Remunerasi, promosi, naik level, naik pangkat atau jabatan merupakan hal yang menggiurkan dan banyak dicari oleh kebanyakan para pejabat. Bukan memikirkan bagaimana meningkatkan kesejahteraan rakyat. Sehingga pertanyaan klasik "sudah sejahterakah masyarakat Indonesia?" sepertinya hanya menjadi retorika semata, seolah tidak lagi membutuhkan jawaban yang diwujudkan dalam tindakan nyata. 

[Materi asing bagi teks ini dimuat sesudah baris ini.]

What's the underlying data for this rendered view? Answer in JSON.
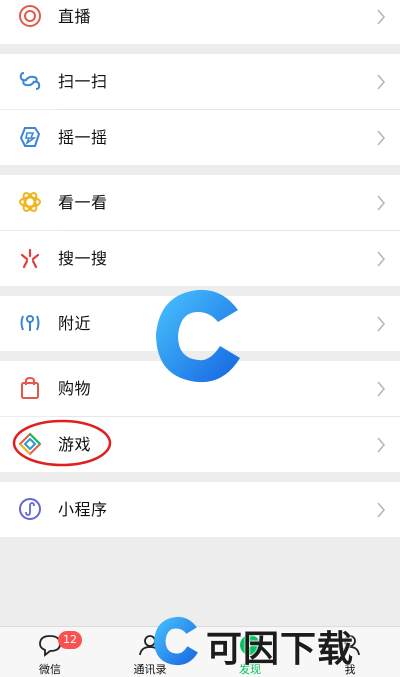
{
  "menu": {
    "live": "直播",
    "scan": "扫一扫",
    "shake": "摇一摇",
    "look": "看一看",
    "search": "搜一搜",
    "nearby": "附近",
    "shopping": "购物",
    "games": "游戏",
    "mini_programs": "小程序"
  },
  "icons": {
    "live": "live-icon",
    "scan": "scan-icon",
    "shake": "shake-icon",
    "look": "look-icon",
    "search": "search-icon",
    "nearby": "nearby-icon",
    "shopping": "shopping-bag-icon",
    "games": "games-icon",
    "mini_programs": "mini-program-icon",
    "chevron": "chevron-right-icon"
  },
  "tabbar": {
    "chats": "微信",
    "chats_badge": "12",
    "contacts": "通讯录",
    "discover": "发现",
    "me": "我"
  },
  "watermark": {
    "text": "可因下载"
  },
  "colors": {
    "active_tab": "#07c160",
    "badge": "#fa5151",
    "annotation": "#e02020",
    "watermark_blue": "#1e90ff"
  }
}
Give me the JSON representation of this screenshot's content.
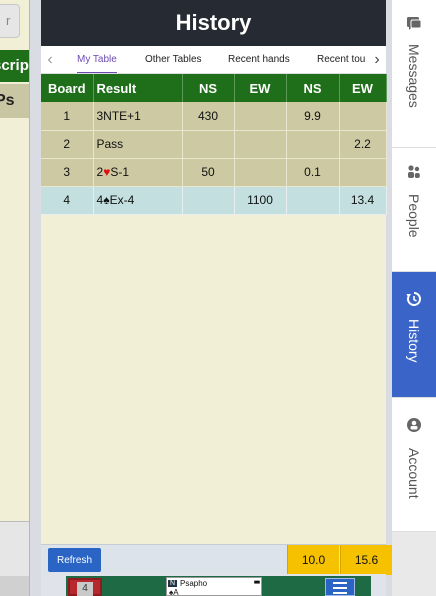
{
  "left_panel": {
    "input_text": "r",
    "green_header_text": "script",
    "tab_text": "Ps"
  },
  "history": {
    "title": "History",
    "tabs": [
      "My Table",
      "Other Tables",
      "Recent hands",
      "Recent tou"
    ],
    "active_tab": "My Table",
    "columns": [
      "Board",
      "Result",
      "NS",
      "EW",
      "NS",
      "EW"
    ],
    "rows": [
      {
        "board": "1",
        "result": "3NTE+1",
        "suit": "",
        "ns": "430",
        "ew": "",
        "ns_mp": "9.9",
        "ew_mp": ""
      },
      {
        "board": "2",
        "result": "Pass",
        "suit": "",
        "ns": "",
        "ew": "",
        "ns_mp": "",
        "ew_mp": "2.2"
      },
      {
        "board": "3",
        "result": "2",
        "suit": "♥",
        "result_rest": "S-1",
        "ns": "50",
        "ew": "",
        "ns_mp": "0.1",
        "ew_mp": ""
      },
      {
        "board": "4",
        "result": "4",
        "suit": "♠",
        "result_rest": "Ex-4",
        "ns": "",
        "ew": "1100",
        "ns_mp": "",
        "ew_mp": "13.4"
      }
    ],
    "refresh_label": "Refresh",
    "total_ns": "10.0",
    "total_ew": "15.6"
  },
  "game_strip": {
    "card_label": "4",
    "seat": "N",
    "player_name": "Psapho",
    "visible_card": "♠A",
    "mini_marks": "■■"
  },
  "sidebar": {
    "items": [
      {
        "label": "Messages",
        "icon": "messages-icon",
        "active": false
      },
      {
        "label": "People",
        "icon": "people-icon",
        "active": false
      },
      {
        "label": "History",
        "icon": "history-icon",
        "active": true
      },
      {
        "label": "Account",
        "icon": "account-icon",
        "active": false
      }
    ]
  },
  "colors": {
    "header_dark": "#262a33",
    "table_green": "#1f6e1a",
    "row_tan": "#ccc9a3",
    "row_selected": "#c3dfe0",
    "panel_bg": "#f1efd6",
    "accent_blue": "#3b64c8",
    "total_yellow": "#f6c200",
    "tab_purple": "#6d4bb5"
  }
}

Sudah menjadi budaya umum bahwasanya banyak orang di negeri ini menginginkan terdaftar sebagai pegawai negeri, entah itu mereka yang baru saja menyelesaikan pendidikan-tinggi-nya maupun mereka yang memulainya dari tenaga honorer. Harapan mereka, Institusi pemerintah adalah bisa menjadi sumber pendapatan dan penghasilan hidup satu-satunya yang bisa diandalkan. Meskipun hal ini tidak bisa secara serta merta disalahkan, namun ada sedikit celah yang sepertinya patut untuk diluruskan bersama. Karena pada dasarnya suatu pekerjaan memang pengharapannya adalah pendapatan atau penghasilan. Oleh sebab itu, dimana ada penawaran pekerjaan maka disitu ada harapan permintaan pendapatan yang menjadi kebutuhan setiap individu yang akan menjalaninya. Pertanyaanya, apakah dengan asumsi tersebut menyatakan bahwa semua pekerjaan akan memiliki tuntutan kontraprestasi berupa pendapatan secara mutlak dari sisi pihak pekerjanya? terkhusus di lingkungan institusi pemerintah yang notabene sumber pendanaan pendapatan bagi pegawainya diambil dari anggaran negara, yang tentunya terbatas, dan yang paling memprihatinkan lagi anggaran tersebut sebagian disokong dari hutang negara. Jika saja setiap calon pegawai negeri maupun calon pejabat negara diberbagi level menyadari akan hal ini niscaya mereka tak akan tega menuntut berlebihan terhadap pendapatan yang akan mereka terima nantinya, terlebih melakukan kecurangan yang berakibat pada kerugian negara.

Bilamana sebuah profesi atau pekerjaan dimulai dari nurani yang lurus dan bertanggung jawab serta sanggup menerima konsekuensi dari apa yang telah dipilihnya niscaya tak akan ada yang harus dikeluhkan oleh siapapun yang menjalaninya. Semestinya ada suatu koreksi mengenai persepsi pemahaman profesi dalam institusi pemerintah, baik untuk seluruh masyarakat secara umum maupun terkhusus bagi para calon pegawainya yang berminat untuk mengabdi kepada negara. Dimana profesi dalam institusi pemerintah seharusnya tidak dijadikan sebagai tumpuan hidup semata, namun dijadikan sebagai nilai pengabdian diri terhadap negara yang jauh dari suatu pamrih yang berlebihan. Profesi pegawai negeri semestinya memiliki konsekuensi mengabdikan diri pada negara dengan tanpa menuntut lebih atas upah atau gaji yang diterimanya sebagai timbal balik atas pekerjaannya, artinya sudah menjadi sebuah kesadaran secara umum bilamana menjadi seorang pegawai negeri akan sanggup untuk menerima upah atas pekerjaannya sebatas yang telah distandarkan oleh negara.


Ujung pangkalnya ada ditangan pemerintah sendiri, bisakah meregulasi kebijakan mengenai  remunerasi profesi pegawai negeri yang seolah didasarkan atas alasan kesejahteraan maupun peningkatan kualitas kerja pegawai meskipun pada kenyataanya justru membebani anggaran negara.